O aquecimento da temperatura média do planeta não é culpa de apenas um governo, mas um projeto coletivo que vem sendo posto em prática pela humanidade, principalmente pelos países e grupos sociais mais ricos, desde a Revolução Industrial. Se o atual presidente não se atentar que estamos entrando em uma área de crise de alimentos por mudanças climáticas e agir mais fortemente nesse sentido, vai ter problemas lá na frente.
É claro que não são as decisões apenas de sua gestão que vão interromper a tragédia global, o que depende muito mais dos EUA, da China e da Europa. Contudo, além de reduzir emissões de carbono por aqui, ele precisa coordenar a adaptação das cidades e do campo no Brasil para esse novo normal. O que vai influenciar na produção e no preço dos alimentos.
O maior legado que pode ser deixado pelo presidente, aliás, não é a reforma tributária, como avaliam alguns. Mas a preparação do Brasil para o novo clima, servindo de exemplo para outros países fazerem o mesmo.

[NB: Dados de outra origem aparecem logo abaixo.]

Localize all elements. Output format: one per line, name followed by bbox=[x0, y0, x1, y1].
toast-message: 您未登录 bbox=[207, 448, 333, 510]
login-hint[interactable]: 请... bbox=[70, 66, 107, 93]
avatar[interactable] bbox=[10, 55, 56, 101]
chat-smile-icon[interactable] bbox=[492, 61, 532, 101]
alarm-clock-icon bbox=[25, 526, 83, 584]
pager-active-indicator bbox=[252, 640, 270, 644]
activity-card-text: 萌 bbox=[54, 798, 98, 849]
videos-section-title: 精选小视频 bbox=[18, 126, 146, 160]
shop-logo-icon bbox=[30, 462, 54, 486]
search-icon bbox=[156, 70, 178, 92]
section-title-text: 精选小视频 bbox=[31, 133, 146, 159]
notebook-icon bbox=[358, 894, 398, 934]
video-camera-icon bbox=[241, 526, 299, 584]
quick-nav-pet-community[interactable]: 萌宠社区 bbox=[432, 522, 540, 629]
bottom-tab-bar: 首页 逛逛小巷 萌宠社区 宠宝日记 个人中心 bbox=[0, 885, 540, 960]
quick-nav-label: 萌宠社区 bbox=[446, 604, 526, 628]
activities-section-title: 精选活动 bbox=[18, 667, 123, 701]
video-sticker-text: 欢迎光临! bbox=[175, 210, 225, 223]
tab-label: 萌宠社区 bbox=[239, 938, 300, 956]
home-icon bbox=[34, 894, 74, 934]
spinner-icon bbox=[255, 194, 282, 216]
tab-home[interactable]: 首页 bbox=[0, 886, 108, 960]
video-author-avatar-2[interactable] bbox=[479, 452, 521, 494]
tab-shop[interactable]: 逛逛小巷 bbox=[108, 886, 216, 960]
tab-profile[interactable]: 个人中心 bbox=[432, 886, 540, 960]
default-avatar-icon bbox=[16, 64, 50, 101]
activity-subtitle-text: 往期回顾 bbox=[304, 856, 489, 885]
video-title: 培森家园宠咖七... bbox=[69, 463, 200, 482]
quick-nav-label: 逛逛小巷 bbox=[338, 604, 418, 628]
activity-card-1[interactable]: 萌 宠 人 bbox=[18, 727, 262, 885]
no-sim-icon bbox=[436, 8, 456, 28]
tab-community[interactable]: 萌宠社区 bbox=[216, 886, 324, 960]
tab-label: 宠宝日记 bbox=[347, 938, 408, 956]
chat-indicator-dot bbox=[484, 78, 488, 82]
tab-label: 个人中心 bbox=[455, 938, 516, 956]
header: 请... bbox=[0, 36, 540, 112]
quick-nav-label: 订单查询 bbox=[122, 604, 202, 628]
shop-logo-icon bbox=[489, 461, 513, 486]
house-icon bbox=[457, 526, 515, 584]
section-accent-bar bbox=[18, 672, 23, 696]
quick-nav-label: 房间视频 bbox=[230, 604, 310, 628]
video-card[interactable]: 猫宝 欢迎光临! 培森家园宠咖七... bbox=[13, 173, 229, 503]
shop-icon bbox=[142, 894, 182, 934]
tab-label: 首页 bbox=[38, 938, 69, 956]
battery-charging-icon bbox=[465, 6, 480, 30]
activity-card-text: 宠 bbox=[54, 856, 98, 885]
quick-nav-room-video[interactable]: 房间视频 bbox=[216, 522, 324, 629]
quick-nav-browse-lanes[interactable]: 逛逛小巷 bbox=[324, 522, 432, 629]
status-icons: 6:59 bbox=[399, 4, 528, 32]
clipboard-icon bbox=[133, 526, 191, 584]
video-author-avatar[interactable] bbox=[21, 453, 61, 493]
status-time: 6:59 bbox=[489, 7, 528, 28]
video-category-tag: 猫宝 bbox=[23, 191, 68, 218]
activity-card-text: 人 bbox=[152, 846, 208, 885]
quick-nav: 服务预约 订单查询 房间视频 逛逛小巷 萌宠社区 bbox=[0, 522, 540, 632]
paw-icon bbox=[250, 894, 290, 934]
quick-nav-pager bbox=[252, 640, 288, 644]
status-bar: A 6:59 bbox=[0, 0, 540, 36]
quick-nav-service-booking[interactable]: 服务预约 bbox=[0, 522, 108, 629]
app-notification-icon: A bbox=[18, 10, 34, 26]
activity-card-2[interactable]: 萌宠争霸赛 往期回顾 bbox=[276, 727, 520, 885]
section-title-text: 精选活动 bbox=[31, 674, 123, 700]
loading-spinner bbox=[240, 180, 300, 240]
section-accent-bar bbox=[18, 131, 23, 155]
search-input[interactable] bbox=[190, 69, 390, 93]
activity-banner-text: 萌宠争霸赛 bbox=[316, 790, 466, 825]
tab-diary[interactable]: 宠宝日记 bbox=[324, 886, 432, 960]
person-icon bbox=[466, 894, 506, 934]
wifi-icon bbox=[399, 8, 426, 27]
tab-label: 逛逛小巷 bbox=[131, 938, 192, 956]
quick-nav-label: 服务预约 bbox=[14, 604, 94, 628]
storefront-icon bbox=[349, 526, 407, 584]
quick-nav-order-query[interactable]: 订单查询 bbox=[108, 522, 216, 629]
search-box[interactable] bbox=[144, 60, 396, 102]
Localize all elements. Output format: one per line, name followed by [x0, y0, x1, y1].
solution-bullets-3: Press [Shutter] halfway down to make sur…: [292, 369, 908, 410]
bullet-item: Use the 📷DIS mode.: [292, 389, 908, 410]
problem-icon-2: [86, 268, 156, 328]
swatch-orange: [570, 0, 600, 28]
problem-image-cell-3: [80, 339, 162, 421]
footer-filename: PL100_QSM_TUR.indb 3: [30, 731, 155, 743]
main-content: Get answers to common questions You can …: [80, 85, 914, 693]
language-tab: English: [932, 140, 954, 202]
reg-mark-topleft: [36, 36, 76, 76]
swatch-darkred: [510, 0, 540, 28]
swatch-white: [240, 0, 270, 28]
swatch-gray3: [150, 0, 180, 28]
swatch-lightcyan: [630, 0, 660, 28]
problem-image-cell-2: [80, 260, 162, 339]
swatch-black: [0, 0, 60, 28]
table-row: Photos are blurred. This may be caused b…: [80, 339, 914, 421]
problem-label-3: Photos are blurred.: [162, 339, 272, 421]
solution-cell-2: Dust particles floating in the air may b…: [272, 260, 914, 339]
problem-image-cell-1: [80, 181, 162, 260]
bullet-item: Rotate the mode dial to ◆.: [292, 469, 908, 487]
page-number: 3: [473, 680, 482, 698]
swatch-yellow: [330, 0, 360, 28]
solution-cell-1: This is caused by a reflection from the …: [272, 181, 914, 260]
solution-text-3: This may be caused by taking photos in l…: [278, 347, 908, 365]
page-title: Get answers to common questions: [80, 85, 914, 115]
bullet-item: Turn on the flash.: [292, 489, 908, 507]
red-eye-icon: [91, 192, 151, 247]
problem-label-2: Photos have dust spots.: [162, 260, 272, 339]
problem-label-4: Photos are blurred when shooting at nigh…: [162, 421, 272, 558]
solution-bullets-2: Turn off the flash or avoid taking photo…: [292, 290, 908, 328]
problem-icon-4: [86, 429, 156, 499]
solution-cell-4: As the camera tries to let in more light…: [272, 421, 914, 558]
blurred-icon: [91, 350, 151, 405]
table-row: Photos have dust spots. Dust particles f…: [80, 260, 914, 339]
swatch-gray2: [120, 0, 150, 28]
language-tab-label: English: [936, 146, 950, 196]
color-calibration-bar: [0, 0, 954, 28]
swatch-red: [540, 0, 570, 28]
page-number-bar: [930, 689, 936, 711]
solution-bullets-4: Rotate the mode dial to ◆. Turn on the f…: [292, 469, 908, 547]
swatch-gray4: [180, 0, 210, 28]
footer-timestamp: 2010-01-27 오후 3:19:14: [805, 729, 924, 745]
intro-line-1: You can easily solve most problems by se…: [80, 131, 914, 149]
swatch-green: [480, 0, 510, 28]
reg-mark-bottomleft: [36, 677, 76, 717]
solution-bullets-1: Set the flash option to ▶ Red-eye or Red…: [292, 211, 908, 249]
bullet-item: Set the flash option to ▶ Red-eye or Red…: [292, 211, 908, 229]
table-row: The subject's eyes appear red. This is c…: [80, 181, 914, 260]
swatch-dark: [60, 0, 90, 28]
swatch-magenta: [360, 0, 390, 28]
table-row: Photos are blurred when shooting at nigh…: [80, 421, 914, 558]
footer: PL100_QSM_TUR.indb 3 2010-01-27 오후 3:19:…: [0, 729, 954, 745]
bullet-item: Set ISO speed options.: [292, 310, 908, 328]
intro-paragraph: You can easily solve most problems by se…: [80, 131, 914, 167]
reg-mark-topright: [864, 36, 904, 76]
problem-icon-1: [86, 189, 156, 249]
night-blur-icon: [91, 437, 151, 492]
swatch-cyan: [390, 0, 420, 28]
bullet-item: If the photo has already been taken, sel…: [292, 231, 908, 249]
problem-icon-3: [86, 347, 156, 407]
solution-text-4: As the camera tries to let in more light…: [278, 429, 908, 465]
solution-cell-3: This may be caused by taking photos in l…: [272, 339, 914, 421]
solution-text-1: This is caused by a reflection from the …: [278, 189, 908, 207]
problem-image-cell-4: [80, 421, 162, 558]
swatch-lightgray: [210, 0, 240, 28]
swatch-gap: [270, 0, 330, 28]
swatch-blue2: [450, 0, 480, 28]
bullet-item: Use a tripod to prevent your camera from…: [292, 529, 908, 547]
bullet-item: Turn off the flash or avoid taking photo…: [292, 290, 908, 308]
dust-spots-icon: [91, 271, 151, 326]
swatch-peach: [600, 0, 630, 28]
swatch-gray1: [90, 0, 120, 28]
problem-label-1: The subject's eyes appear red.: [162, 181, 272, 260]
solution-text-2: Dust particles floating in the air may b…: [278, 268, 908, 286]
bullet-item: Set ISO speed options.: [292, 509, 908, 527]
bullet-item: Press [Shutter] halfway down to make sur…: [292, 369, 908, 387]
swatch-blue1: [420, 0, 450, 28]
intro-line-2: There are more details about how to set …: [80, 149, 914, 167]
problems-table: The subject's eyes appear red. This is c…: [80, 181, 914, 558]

Enquanto o Ministério do Meio Ambiente de Marina Silva derruba taxas de desmatamento de biomas, a adaptação da economia brasileira, incluindo a produção agropecuária e a pesca, seguem engatinhando.
Isso sem contar que governo e Congresso mantém o foco em uma economia baseada em carbono e exploração de petróleo. Critica-se Donald Trump por promover o petróleo, mas por aqui sonha-se com a mesma coisa.
Não são as tragédias que definem os governantes mas o que eles fazem diante delas. Caso ache que o problema é de que as pessoas não estão suficientemente e corretamente informadas sobre o que acontecendo, acreditando que elas não sabem o preço do arroz e do feijão, o governo Lula pode ter o mesmo fim que a gestão Bolsonaro.